If one thread repeatedly calls SetValue and another thread calls GetValue, the getter thread might observe a value that was never written by the setter thread. For example, if the setter thread alternately calls SetValue with Guid values (0,0,0,0) and (5,5,5,5), GetValue could observe (0,0,0,5) or (0,0,5,5) or (5,5,0,0), even though none of those values was ever assigned using SetValue.

The reason behind the “tearing” is that the assignment “_value = value” doesn’t execute atomically at the hardware level. Similarly, the read of _value also doesn’t execute atomically.

The C# ECMA specification guarantees that the following types will be written atomically: reference types, bool, char, byte, sbyte, short, ushort, uint, int and float. Values of other types—including user-defined value types—could be written into memory in multiple atomic writes. As a result, a reading thread could observe a torn value consisting of pieces of different values.

One caveat is that even the types that are normally read and written atomically (such as int) could be read or written non-atomically if the value is not correctly aligned in memory. Normally, C# will ensure that values are correctly aligned, but the user is able to override the alignment using the StructLayoutAttribute class (bit.ly/Tqa0MZ).

Non-Reordering Optimizations Some compiler optimizations may introduce or eliminate certain memory operations. For example, the compiler might replace repeated reads of a field with a single read. Similarly, if code reads a field and stores the value in a local variable and then repeatedly reads the variable, the compiler could choose to repeatedly read the field instead.
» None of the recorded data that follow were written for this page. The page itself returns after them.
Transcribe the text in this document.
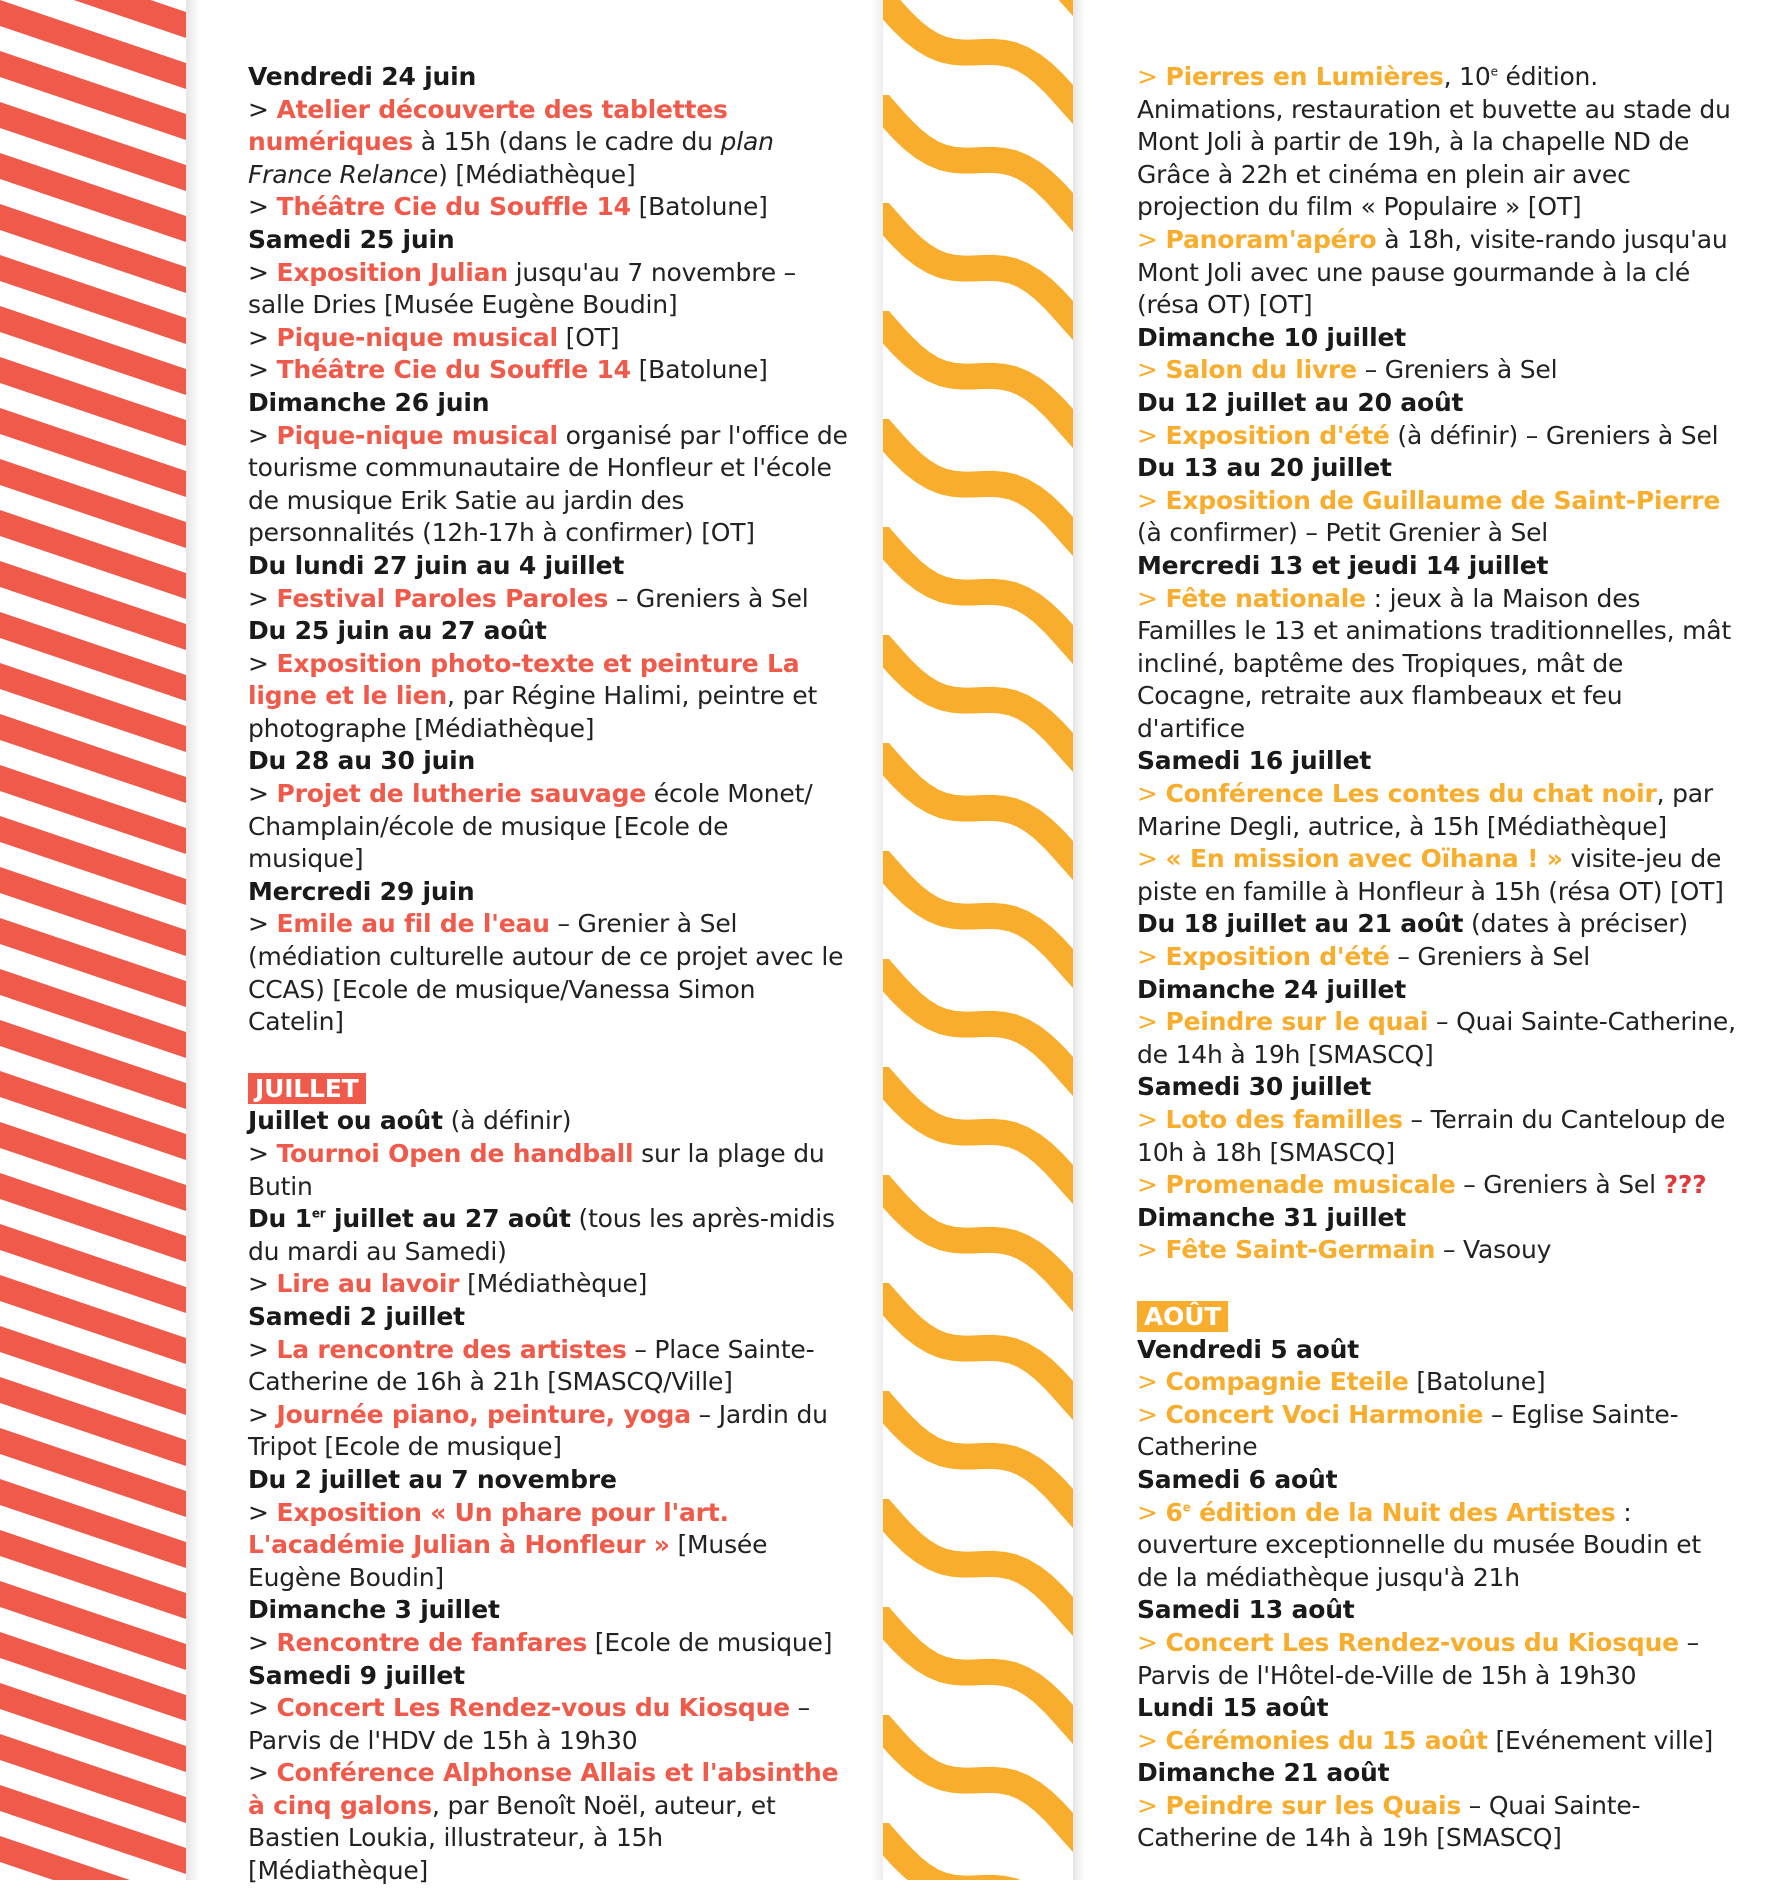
Vendredi 24 juin

> Atelier découverte des tablettes numériques à 15h (dans le cadre du plan France Relance) [Médiathèque]

> Théâtre Cie du Souffle 14 [Batolune]

Samedi 25 juin

> Exposition Julian jusqu'au 7 novembre – salle Dries [Musée Eugène Boudin]

> Pique-nique musical [OT]

> Théâtre Cie du Souffle 14 [Batolune]

Dimanche 26 juin

> Pique-nique musical organisé par l'office de tourisme communautaire de Honfleur et l'école de musique Erik Satie au jardin des personnalités (12h-17h à confirmer) [OT]

Du lundi 27 juin au 4 juillet

> Festival Paroles Paroles – Greniers à Sel

Du 25 juin au 27 août

> Exposition photo-texte et peinture La ligne et le lien, par Régine Halimi, peintre et photographe [Médiathèque]

Du 28 au 30 juin

> Projet de lutherie sauvage école Monet/ Champlain/école de musique [Ecole de musique]

Mercredi 29 juin

> Emile au fil de l'eau – Grenier à Sel (médiation culturelle autour de ce projet avec le CCAS) [Ecole de musique/Vanessa Simon Catelin]

JUILLET

Juillet ou août (à définir)

> Tournoi Open de handball sur la plage du Butin

Du 1er juillet au 27 août (tous les après-midis du mardi au Samedi)

> Lire au lavoir [Médiathèque]

Samedi 2 juillet

> La rencontre des artistes – Place Sainte-Catherine de 16h à 21h [SMASCQ/Ville]

> Journée piano, peinture, yoga – Jardin du Tripot [Ecole de musique]

Du 2 juillet au 7 novembre

> Exposition « Un phare pour l'art. L'académie Julian à Honfleur » [Musée Eugène Boudin]

Dimanche 3 juillet

> Rencontre de fanfares [Ecole de musique]

Samedi 9 juillet

> Concert Les Rendez-vous du Kiosque – Parvis de l'HDV de 15h à 19h30

> Conférence Alphonse Allais et l'absinthe à cinq galons, par Benoît Noël, auteur, et Bastien Loukia, illustrateur, à 15h [Médiathèque]

> Pierres en Lumières, 10e édition. Animations, restauration et buvette au stade du Mont Joli à partir de 19h, à la chapelle ND de Grâce à 22h et cinéma en plein air avec projection du film « Populaire » [OT]

> Panoram'apéro à 18h, visite-rando jusqu'au Mont Joli avec une pause gourmande à la clé (résa OT) [OT]

Dimanche 10 juillet

> Salon du livre – Greniers à Sel

Du 12 juillet au 20 août

> Exposition d'été (à définir) – Greniers à Sel

Du 13 au 20 juillet

> Exposition de Guillaume de Saint-Pierre (à confirmer) – Petit Grenier à Sel

Mercredi 13 et jeudi 14 juillet

> Fête nationale : jeux à la Maison des Familles le 13 et animations traditionnelles, mât incliné, baptême des Tropiques, mât de Cocagne, retraite aux flambeaux et feu d'artifice

Samedi 16 juillet

> Conférence Les contes du chat noir, par Marine Degli, autrice, à 15h [Médiathèque]

> « En mission avec Oïhana ! » visite-jeu de piste en famille à Honfleur à 15h (résa OT) [OT]

Du 18 juillet au 21 août (dates à préciser)

> Exposition d'été – Greniers à Sel

Dimanche 24 juillet

> Peindre sur le quai – Quai Sainte-Catherine, de 14h à 19h [SMASCQ]

Samedi 30 juillet

> Loto des familles – Terrain du Canteloup de 10h à 18h [SMASCQ]

> Promenade musicale – Greniers à Sel ???

Dimanche 31 juillet

> Fête Saint-Germain – Vasouy

AOÛT

Vendredi 5 août

> Compagnie Eteile [Batolune]

> Concert Voci Harmonie – Eglise Sainte-Catherine

Samedi 6 août

> $6^e$ édition de la Nuit des Artistes : ouverture exceptionnelle du musée Boudin et de la médiathèque jusqu'à 21h

Samedi 13 août

> Concert Les Rendez-vous du Kiosque – Parvis de l'Hôtel-de-Ville de 15h à 19h30

Lundi 15 août

> Cérémonies du 15 août [Evénement ville]

Dimanche 21 août

> Peindre sur les Quais – Quai Sainte-Catherine de 14h à 19h [SMASCQ]
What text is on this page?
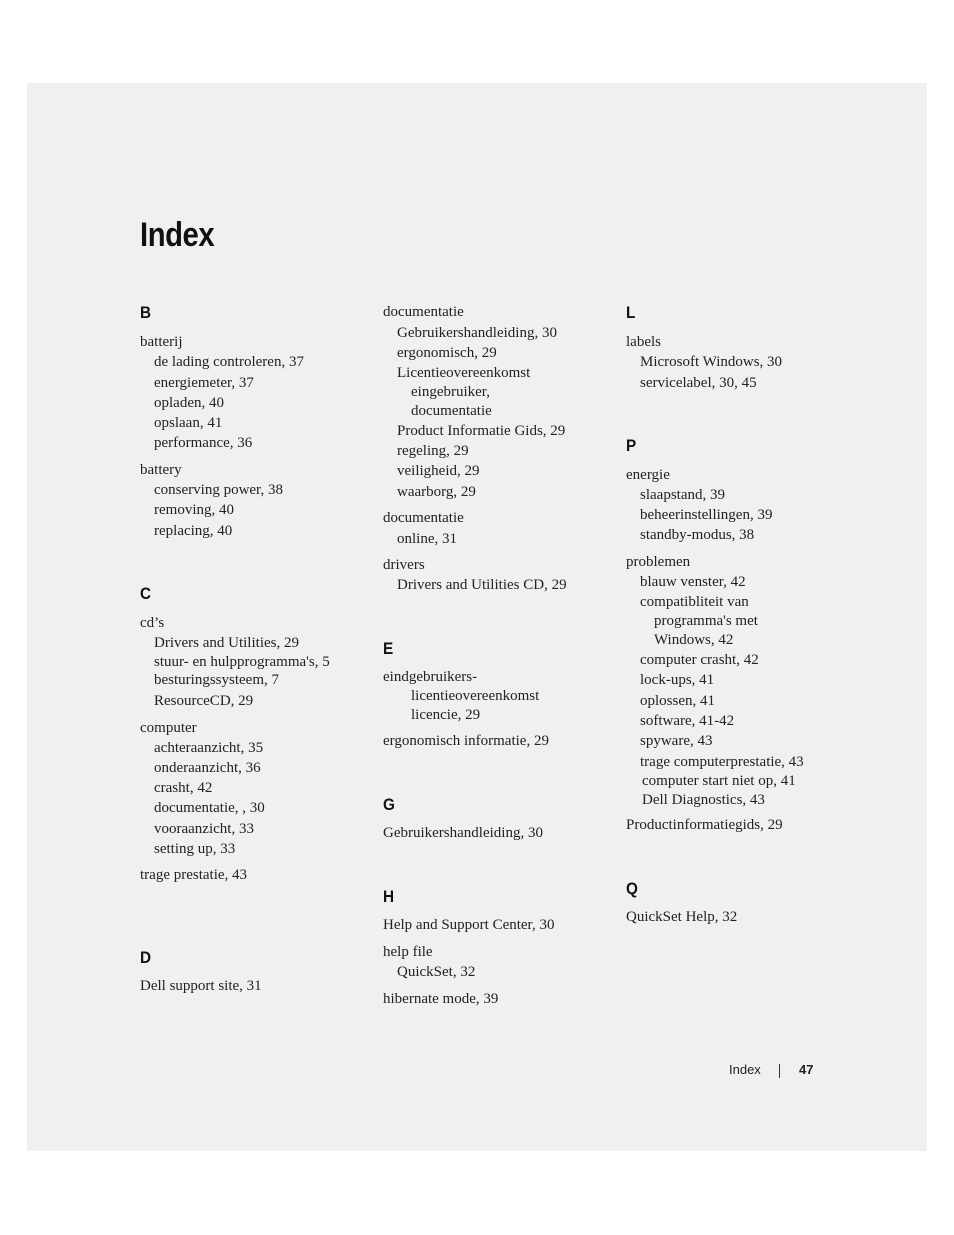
Index
B
batterij
de lading controleren, 37
energiemeter, 37
opladen, 40
opslaan, 41
performance, 36
battery
conserving power, 38
removing, 40
replacing, 40
C
cd’s
Drivers and Utilities, 29
stuur- en hulpprogramma's, 5
besturingssysteem, 7
ResourceCD, 29
computer
achteraanzicht, 35
onderaanzicht, 36
crasht, 42
documentatie, , 30
vooraanzicht, 33
setting up, 33
trage prestatie, 43
D
Dell support site, 31
documentatie
Gebruikershandleiding, 30
ergonomisch, 29
Licentieovereenkomst
eingebruiker,
documentatie
Product Informatie Gids, 29
regeling, 29
veiligheid, 29
waarborg, 29
documentatie
online, 31
drivers
Drivers and Utilities CD, 29
E
eindgebruikers-
licentieovereenkomst
licencie, 29
ergonomisch informatie, 29
G
Gebruikershandleiding, 30
H
Help and Support Center, 30
help file
QuickSet, 32
hibernate mode, 39
L
labels
Microsoft Windows, 30
servicelabel, 30, 45
P
energie
slaapstand, 39
beheerinstellingen, 39
standby-modus, 38
problemen
blauw venster, 42
compatibliteit van
programma's met
Windows, 42
computer crasht, 42
lock-ups, 41
oplossen, 41
software, 41-42
spyware, 43
trage computerprestatie, 43
computer start niet op, 41
Dell Diagnostics, 43
Productinformatiegids, 29
Q
QuickSet Help, 32
Index	47
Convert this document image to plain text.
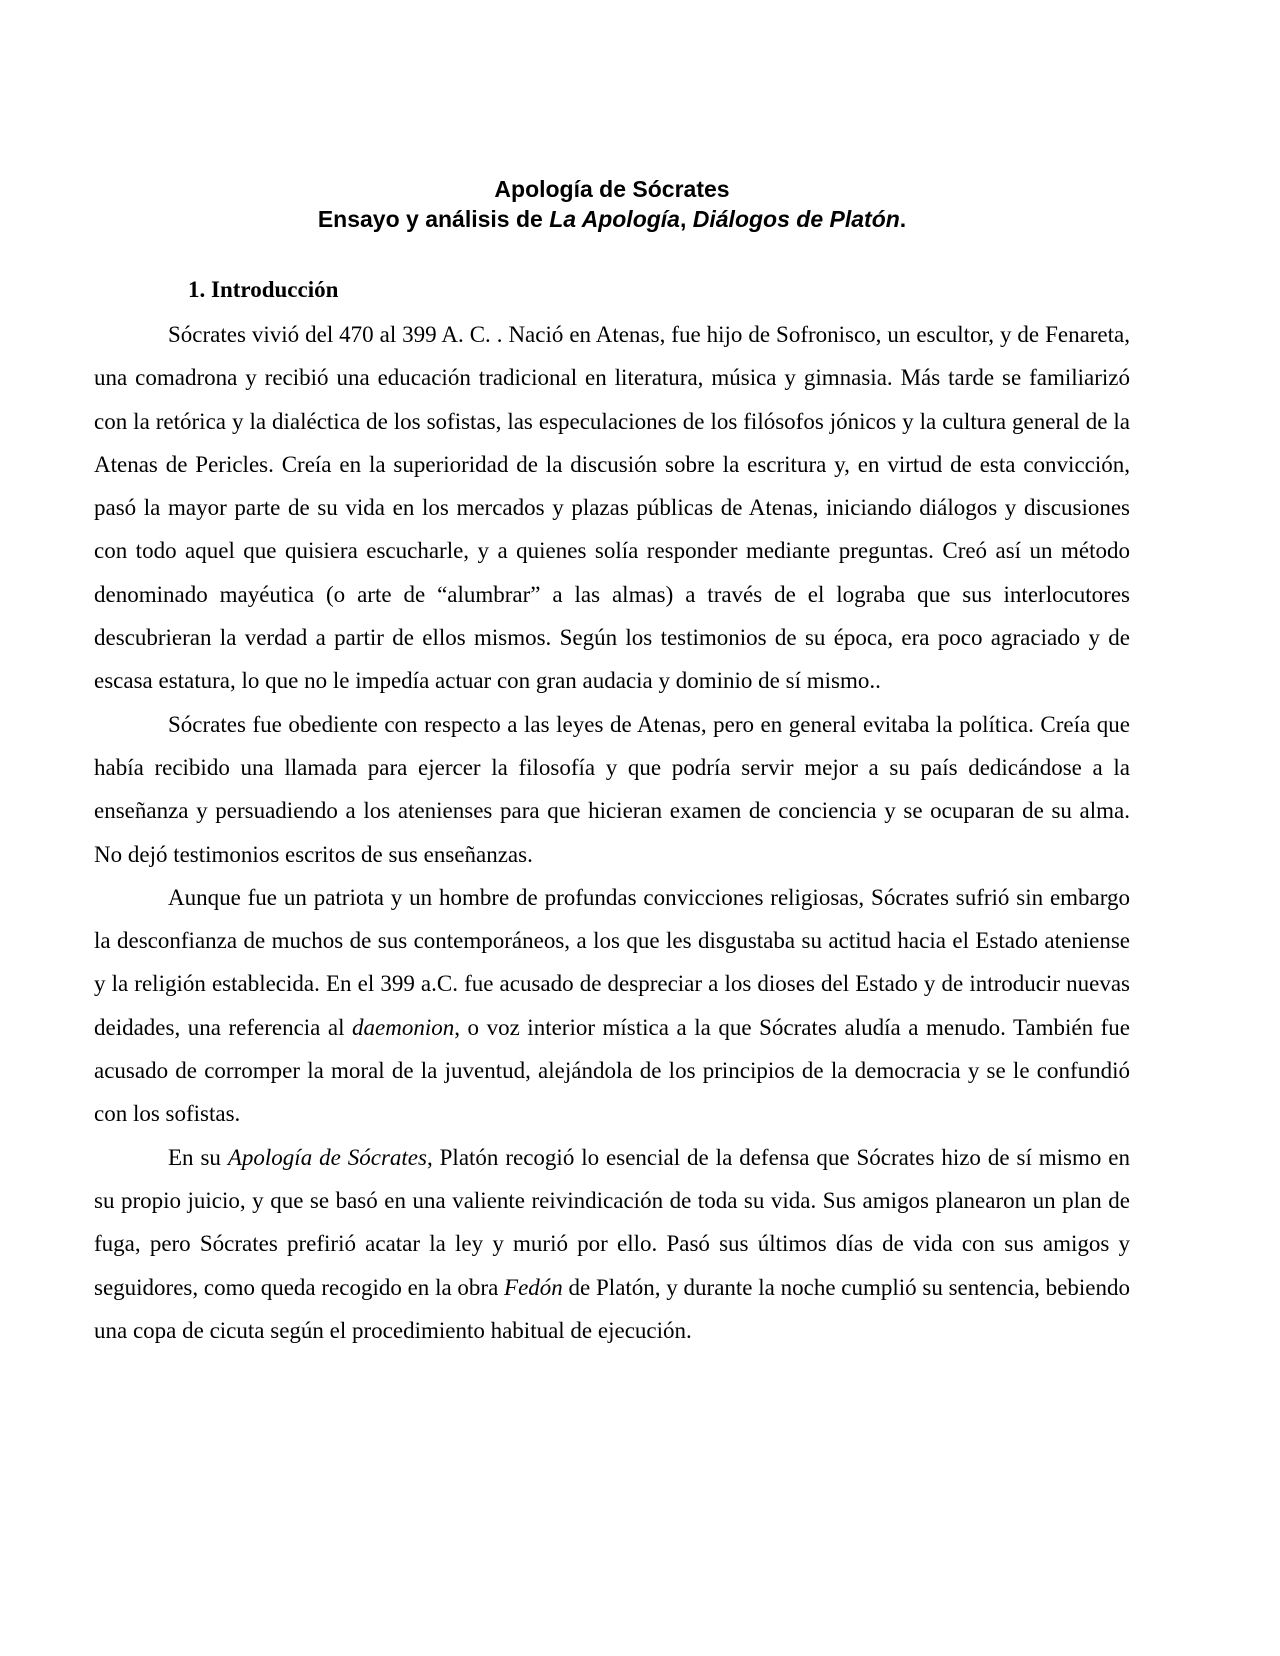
Apología de Sócrates
Ensayo y análisis de La Apología, Diálogos de Platón.
1. Introducción

Sócrates vivió del 470 al 399 A. C. . Nació en Atenas, fue hijo de Sofronisco, un escultor, y de Fenareta, una comadrona y recibió una educación tradicional en literatura, música y gimnasia. Más tarde se familiarizó con la retórica y la dialéctica de los sofistas, las especulaciones de los filósofos jónicos y la cultura general de la Atenas de Pericles. Creía en la superioridad de la discusión sobre la escritura y, en virtud de esta convicción, pasó la mayor parte de su vida en los mercados y plazas públicas de Atenas, iniciando diálogos y discusiones con todo aquel que quisiera escucharle, y a quienes solía responder mediante preguntas. Creó así un método denominado mayéutica (o arte de “alumbrar” a las almas) a través de el lograba que sus interlocutores descubrieran la verdad a partir de ellos mismos. Según los testimonios de su época, era poco agraciado y de escasa estatura, lo que no le impedía actuar con gran audacia y dominio de sí mismo..

Sócrates fue obediente con respecto a las leyes de Atenas, pero en general evitaba la política. Creía que había recibido una llamada para ejercer la filosofía y que podría servir mejor a su país dedicándose a la enseñanza y persuadiendo a los atenienses para que hicieran examen de conciencia y se ocuparan de su alma. No dejó testimonios escritos de sus enseñanzas.

Aunque fue un patriota y un hombre de profundas convicciones religiosas, Sócrates sufrió sin embargo la desconfianza de muchos de sus contemporáneos, a los que les disgustaba su actitud hacia el Estado ateniense y la religión establecida. En el 399 a.C. fue acusado de despreciar a los dioses del Estado y de introducir nuevas deidades, una referencia al daemonion, o voz interior mística a la que Sócrates aludía a menudo. También fue acusado de corromper la moral de la juventud, alejándola de los principios de la democracia y se le confundió con los sofistas.

En su Apología de Sócrates, Platón recogió lo esencial de la defensa que Sócrates hizo de sí mismo en su propio juicio, y que se basó en una valiente reivindicación de toda su vida. Sus amigos planearon un plan de fuga, pero Sócrates prefirió acatar la ley y murió por ello. Pasó sus últimos días de vida con sus amigos y seguidores, como queda recogido en la obra Fedón de Platón, y durante la noche cumplió su sentencia, bebiendo una copa de cicuta según el procedimiento habitual de ejecución.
Because the ECMA C# spec doesn’t rule out the non-reordering optimizations, they’re presumably allowed. In fact, as I’ll discuss in Part 2, the JIT compiler does perform these types of optimizations.

Thread Communication Patterns

The purpose of a memory model is to enable thread communication. When one thread writes values to memory and another thread reads from memory, the memory model dictates what values the reading thread might see.

Locking Locking is typically the easiest way to share data among threads. If you use locks correctly, you basically don’t have to worry about any of the memory model messiness.

Whenever a thread acquires a lock, the CLR ensures that the thread will see all updates made by the thread that held the lock earlier. Let’s add locking to the example from the beginning of this article, as shown in Figure 4.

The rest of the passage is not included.